In order to comprehensively compare the therapeutic effects of iMSC and primary MSC, their functions and potential mechanisms must be clarified. To further explore this area and address existing gaps, German researchers have developed a comprehensive cell-based detection platform. The platform is designed to assess the immunomodulatory potential of iMSC and iMSC-EVs and includes several specific components to comprehensively assess their effects: T-cell proliferation and macrophage polarization assays, and the regenerative potential of iMSC-EVs in scratch assays.
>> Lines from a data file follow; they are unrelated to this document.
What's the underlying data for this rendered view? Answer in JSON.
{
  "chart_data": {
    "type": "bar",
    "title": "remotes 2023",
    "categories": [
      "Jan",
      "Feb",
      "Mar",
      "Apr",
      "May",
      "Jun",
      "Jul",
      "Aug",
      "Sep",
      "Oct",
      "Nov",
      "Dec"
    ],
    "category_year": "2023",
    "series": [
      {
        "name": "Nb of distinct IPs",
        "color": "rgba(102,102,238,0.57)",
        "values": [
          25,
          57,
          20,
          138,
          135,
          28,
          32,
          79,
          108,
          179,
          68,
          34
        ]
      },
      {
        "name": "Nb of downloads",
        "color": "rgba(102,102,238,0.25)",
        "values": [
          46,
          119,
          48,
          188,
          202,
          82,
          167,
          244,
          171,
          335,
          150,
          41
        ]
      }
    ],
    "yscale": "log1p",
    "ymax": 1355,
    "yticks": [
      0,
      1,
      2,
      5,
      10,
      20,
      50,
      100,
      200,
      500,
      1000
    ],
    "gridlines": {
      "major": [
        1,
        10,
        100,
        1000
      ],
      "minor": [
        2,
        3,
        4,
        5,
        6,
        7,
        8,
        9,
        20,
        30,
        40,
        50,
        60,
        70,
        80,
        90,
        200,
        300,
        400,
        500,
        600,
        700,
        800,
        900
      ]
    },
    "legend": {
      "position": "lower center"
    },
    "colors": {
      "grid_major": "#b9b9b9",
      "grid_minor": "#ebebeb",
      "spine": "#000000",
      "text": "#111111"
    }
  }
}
The results demonstrate that the generation of induced pluripotent stem cell (iPSC)-derived MSCs (iMSC) provides an excellent opportunity to address most of the obstacles that limit the widespread use of MSCs for advanced cell therapies. In this study, the researchers compared the therapeutic effects of iMSC and its EVs with human primary umbilical cord derived MSC (hUCMSC) in vitro cellular assays. The results confirm that GMP-compliant iPSC can be used to generate iMSCs that meet primary MSC characterization criteria, and that these iMSCs release truly EVs.

Subsequently, the researchers found that iMSC effectively exerts its immunomodulatory potential, inhibiting T cell proliferation and inducing macrophage polarization towards an M2-like phenotype, just like hUCMSC. In addition, the study found that iMSC-EVs exhibited significant immunoregulatory properties similar to iMSCs cells, further demonstrating similar regenerative potential to hUCMSC-derived EVs. In addition, this study provides the first evidence of pro-inflammatory iMSC pretreatment, a feasible and compelling strategy to enhance the immunoregulatory effects of iMSC-EVs on human immune cells.